I just met a problem in C. Following is the code:

#include <stdio.h>

int main() {

    double num = 0;

    printf("Please enter a number: ");
    scanf("%f", &num);
    printf("The entered number is %f", num);

    return 0;
}

For some reason, no matter what number is entered from keyboard, the value of num keeps the same as 0. Of course, if I change the data type of num to float, then everything will be fine. But I just want to know why the above code does not work. My understanding is C automatically converts float to double, so the above code should work fine. I wonder if anybody can kindly provide further explanation.

Thanks.

Answer 1

The correct scanf conversion format specifier for double is %lf, not %f. By using the wrong specifier, your program is invoking undefined behavior, which means that anything can happen (i.e. your program may crash or print wrong output).

My understanding is C automatically converts float to double

This statement is correct for printf, but not for scanf. When calling printf with a float variadic argument, the float is promoted to double. This is called a default argument promotion. However, a float * is never promoted to a double *. This applies both to printf and scanf, but is more relevant to scanf, because scanf makes more use of pointers.

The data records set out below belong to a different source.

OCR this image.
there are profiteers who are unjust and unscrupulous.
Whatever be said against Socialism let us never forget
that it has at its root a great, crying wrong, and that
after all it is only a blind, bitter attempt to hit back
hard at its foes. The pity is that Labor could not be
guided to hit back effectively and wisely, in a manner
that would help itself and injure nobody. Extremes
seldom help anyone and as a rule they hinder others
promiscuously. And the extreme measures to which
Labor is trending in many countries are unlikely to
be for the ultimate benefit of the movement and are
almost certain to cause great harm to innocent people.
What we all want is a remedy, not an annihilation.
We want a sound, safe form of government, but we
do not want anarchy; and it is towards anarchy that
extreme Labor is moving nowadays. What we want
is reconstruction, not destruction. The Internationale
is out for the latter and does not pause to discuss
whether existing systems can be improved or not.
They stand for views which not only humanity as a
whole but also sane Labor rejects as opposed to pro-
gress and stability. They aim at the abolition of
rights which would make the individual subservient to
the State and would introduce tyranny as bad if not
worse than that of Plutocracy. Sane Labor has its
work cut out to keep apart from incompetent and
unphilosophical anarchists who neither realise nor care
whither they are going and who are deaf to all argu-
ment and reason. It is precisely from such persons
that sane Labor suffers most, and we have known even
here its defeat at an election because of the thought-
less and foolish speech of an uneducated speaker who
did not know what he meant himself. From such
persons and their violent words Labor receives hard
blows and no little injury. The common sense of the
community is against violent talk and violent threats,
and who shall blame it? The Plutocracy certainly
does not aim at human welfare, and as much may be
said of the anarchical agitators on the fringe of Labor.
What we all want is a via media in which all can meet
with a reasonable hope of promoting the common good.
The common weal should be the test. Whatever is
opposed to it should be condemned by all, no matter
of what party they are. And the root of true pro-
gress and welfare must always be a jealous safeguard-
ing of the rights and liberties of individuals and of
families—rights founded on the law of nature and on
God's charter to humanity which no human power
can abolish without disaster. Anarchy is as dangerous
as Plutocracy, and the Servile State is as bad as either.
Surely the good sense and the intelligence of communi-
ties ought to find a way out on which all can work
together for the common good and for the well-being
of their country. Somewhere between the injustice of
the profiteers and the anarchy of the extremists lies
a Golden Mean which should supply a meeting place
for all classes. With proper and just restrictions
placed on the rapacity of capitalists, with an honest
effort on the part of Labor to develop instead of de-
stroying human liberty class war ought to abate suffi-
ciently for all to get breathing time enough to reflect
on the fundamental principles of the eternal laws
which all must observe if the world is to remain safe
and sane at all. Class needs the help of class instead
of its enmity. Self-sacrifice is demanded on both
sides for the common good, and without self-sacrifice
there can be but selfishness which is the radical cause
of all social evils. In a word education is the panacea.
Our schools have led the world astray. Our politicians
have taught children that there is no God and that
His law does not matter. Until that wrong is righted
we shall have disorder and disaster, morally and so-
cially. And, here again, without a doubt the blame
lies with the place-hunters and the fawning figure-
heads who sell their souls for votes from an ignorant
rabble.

The underlying reason for this behavior is that with printf, variables are passed by value, so that a float can easily be promoted to a double and printf therefore does not have to distinguish between a float and a double. However, with scanf, variables are usually passed by pointer, because scanf is not interested in the value of a variable, but rather its address, as it needs to know where to write the value of the variable. In order to write the value, scanf must also know the type and size of the variable. Therefore, scanf must distinguish between a float and a double.

Answer 2

Use the %lf format specifier to read a double.